No puedo imaginarme a los autores intelectuales y materiales
de la carnicería terrorista perpetrada el fin de semana pasado en Egipto
argumentando a cámara las razones de su acción. No concibo un escenario
internacional que permitiera a los decapitadores de rehenes en Irak treparse en
el podio de Naciones Unidas para pronunciar un discurso justificatorio de sus
prácticas asesinas y advertir a Estados Unidos, a Israel, a Occidente, lo
equivocado de sus políticas hacia los árabes o hacia el mundo islámico en general.
No logro entender cómo tendría que estar construido un planeta en el que los
periodistas rindieran todos los días sus cámaras y sus micrófonos ante la
palabra de los desmembradores de civiles en Bagdad o Tel Aviv. La fortaleza de
estómago tiene sus límites y la cobertura del compromiso informativo casi nunca
llega hasta la exposición detallada de los pensamientos de un criminal en el
instante en que acuchilla la panza de una mujer embarazada.
Esas imposibilidades tienen por fundamento el asco, la más
elemental de las reacciones éticas, el eslabón final, a veces el único, y el
más fuerte, entre la fisiología y la moral. Hay situaciones tan injustas, tan
aberrantes y tan contrarias a la piedad, en las que al organismo no le queda
otra forma de protesta que negarse a asimilar la ingesta reciente y opta por
devolverla, como si la asamblea de sustancias que nos gobiernan --hormonas,
feromonas, adrenalina, yo qué sé-- decretara una huelga de hambre inmediata y
retrospectiva. Uno supone, a primera vista, que un mecanismo tan básico de
defensa de la integridad personal tendría que ser irreductible a las ideologías
e indomesticable por la propaganda machacona de todos los días.

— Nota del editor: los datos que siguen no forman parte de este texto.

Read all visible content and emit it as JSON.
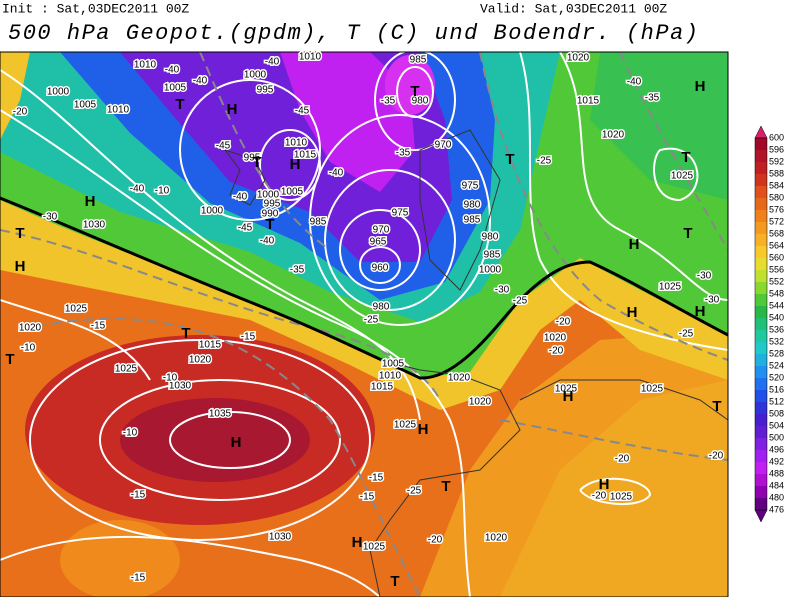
{
  "header": {
    "init": "Init : Sat,03DEC2011 00Z",
    "valid": "Valid: Sat,03DEC2011 00Z",
    "title": "500 hPa Geopot.(gpdm), T (C) und Bodendr. (hPa)"
  },
  "legend": {
    "ticks": [
      600,
      596,
      592,
      588,
      584,
      580,
      576,
      572,
      568,
      564,
      560,
      556,
      552,
      548,
      544,
      540,
      536,
      532,
      528,
      524,
      520,
      516,
      512,
      508,
      504,
      500,
      496,
      492,
      488,
      484,
      480,
      476
    ],
    "colors": [
      "#d8206a",
      "#a00828",
      "#b01428",
      "#c02024",
      "#d0341e",
      "#e0501a",
      "#e8681a",
      "#f0801c",
      "#f59a20",
      "#f8b026",
      "#f8c82c",
      "#e8dc30",
      "#c0e030",
      "#88d830",
      "#50c838",
      "#28b848",
      "#20c078",
      "#20c8a0",
      "#20c8c8",
      "#20b0e0",
      "#2090f0",
      "#2070f0",
      "#2050e8",
      "#3034d8",
      "#4420d0",
      "#6020d0",
      "#8020e0",
      "#a020f0",
      "#c020f0",
      "#b010d0",
      "#9000b0",
      "#600080"
    ]
  },
  "map_labels": {
    "pressure": [
      1010,
      1000,
      1005,
      1010,
      1005,
      1000,
      995,
      1010,
      985,
      980,
      970,
      1010,
      1015,
      995,
      1005,
      995,
      990,
      1000,
      1000,
      985,
      975,
      975,
      980,
      985,
      970,
      965,
      960,
      980,
      985,
      1000,
      980,
      1030,
      1025,
      1020,
      1015,
      1020,
      1025,
      1030,
      1035,
      1005,
      1010,
      1015,
      1020,
      1020,
      1025,
      1025,
      1025,
      1025,
      1030,
      1025,
      1020,
      1025,
      1025,
      1020,
      1015,
      1020,
      1020
    ],
    "temperature": [
      -40,
      -40,
      -40,
      -45,
      -45,
      -40,
      -35,
      -35,
      -40,
      -45,
      -40,
      -35,
      -35,
      -40,
      -25,
      -30,
      -20,
      -10,
      -40,
      -30,
      -25,
      -25,
      -30,
      -30,
      -20,
      -20,
      -15,
      -15,
      -10,
      -10,
      -10,
      -15,
      -15,
      -15,
      -25,
      -20,
      -20,
      -20,
      -20,
      -15,
      -25
    ],
    "markers": [
      "T",
      "H",
      "T",
      "H",
      "T",
      "H",
      "H",
      "T",
      "T",
      "H",
      "T",
      "H",
      "T",
      "H",
      "T",
      "T",
      "H",
      "H",
      "H",
      "T",
      "H",
      "H",
      "T",
      "T",
      "H",
      "T"
    ]
  }
}
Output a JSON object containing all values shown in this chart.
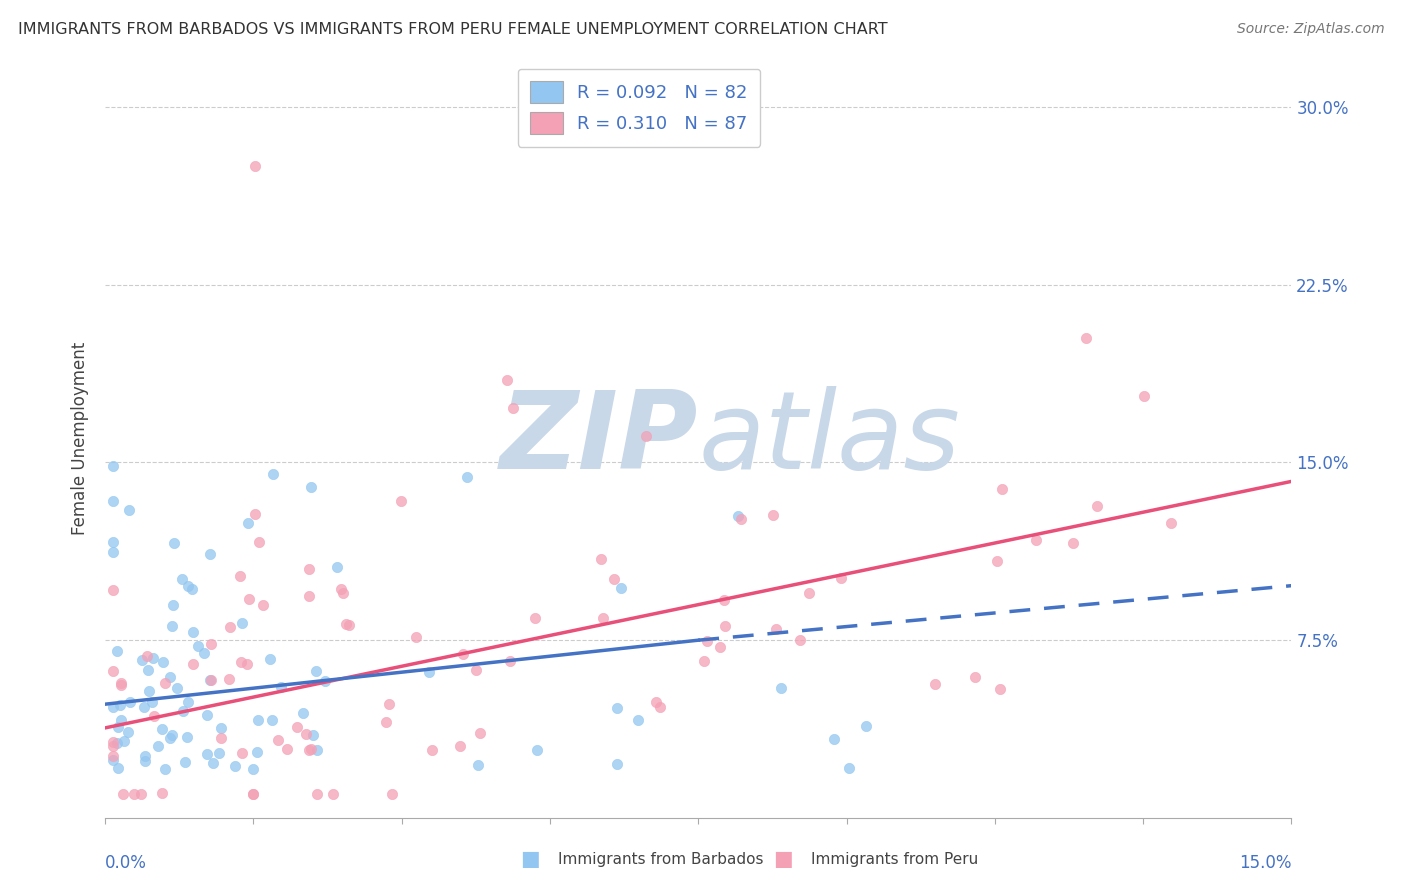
{
  "title": "IMMIGRANTS FROM BARBADOS VS IMMIGRANTS FROM PERU FEMALE UNEMPLOYMENT CORRELATION CHART",
  "source": "Source: ZipAtlas.com",
  "ylabel": "Female Unemployment",
  "right_ytick_labels": [
    "7.5%",
    "15.0%",
    "22.5%",
    "30.0%"
  ],
  "right_ytick_values": [
    0.075,
    0.15,
    0.225,
    0.3
  ],
  "xlim": [
    0.0,
    0.15
  ],
  "ylim": [
    0.0,
    0.32
  ],
  "legend_barbados_R": "0.092",
  "legend_barbados_N": "82",
  "legend_peru_R": "0.310",
  "legend_peru_N": "87",
  "color_barbados": "#93C6F0",
  "color_peru": "#F4A0B5",
  "color_trend_barbados": "#4472C4",
  "color_trend_peru": "#E8507A",
  "watermark_color": "#C8D8E8",
  "background_color": "#FFFFFF",
  "title_fontsize": 11.5,
  "n_barbados": 82,
  "n_peru": 87
}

Pero qué va. Nos hemos habituado a deglutir la cena con la
variedad de fondo de las masacres sistemáticas de palestinos y los saldos
gráficos de las acciones militares estadunidenses que han matado, “por error”,
a decenas de miles de amas de casa, niños, dentistas y ancianos. (En año y
medio la fuerza armada más computarizada, precisa e inteligente del mundo ha
tenido entre 13 mil 182 y 15 mil 248 errores con los civiles iraquíes, y sólo
Dios sabe cuántos con los afganos. Es curioso, frente a tanta torpeza, que las
equivocaciones en materia de bajas por “fuego amigo” no lleguen, en ambos
casos, a 40. Pareciera que las leyes de Murphy que gobiernan las fallas de
comunicación y de puntería están diseñadas para eliminar a la mayor cantidad
posible de habitantes de las naciones invadidas.) Me pregunto cuántos
televidentes lograron llegar al postre cuando algunas televisoras transmitieron
el video en el que unos mamarrachos encapuchados cortan la cabeza a Nick Berg,
su víctima pionera, en nombre de Alá. Quién sabe cómo reaccionaríamos si,
después de ver a señoras desfiguradas por la onda expansiva de artefactos
rudimentarios plantados por fundamentalistas, éstos salen a cámara a lamentar
los hechos y a decir que seguirán con sus acciones porque son un asunto de
seguridad nacional. En cambio, las tomas cotidianas de niños mechados con
esquirlas de misiles israelíes y estadunidenses han sido aceptadas por la
etiqueta de los restaurantes y de los comedores hogareños.
Parece que la diferencia entre unas situaciones y las otras
radica, principalmente, en las mediaciones: el cortador de cabezas pronuncia a
cámara su discurso ideológico y la sentencia, luego saca un cuchillo y le
rebana el pescuezo al infeliz que está postrado frente a él. En cambio, Bush y
Sharon pronuncian sus respectivas alocuciones en sus respectivos congresos,
luego vuelven a sus oficinas a firmar órdenes ejecutivas, uno o dos días más
tarde despegan los aviones o se movilizan las fuerzas de tierra, y al final
aparecen los mutilados y los pedazos en la pantalla. Al día siguiente, los
autores intelectuales de la matanza vuelven a explicar sus motivos y a nadie se
le atraganta un pedazo de carne cuando los escucha, serenos y persuasivos,
hablando de sus acciones “defensivas” y declarando su consternación tranquila
en caso de que éstas se hallan llevado más vidas de las necesarias.
A fin de cuentas, esta capacidad para tragarnos los
discursos de criminales de guerra junto con el jugo del desayuno o la sopa de
la cena constituye un triunfo de la educación, la cultura y la civilización
sobre las reacciones fisiológicas elementales: hemos aprendido a controlar el
asco, a uncir nuestras náuseas a consideraciones ideológicas y a reprimir el
vómito, y nos hemos diferenciado, así, de los salvajes que vuelven el estómago
en cuanto son expuestos a una situación que violenta sus convicciones éticas.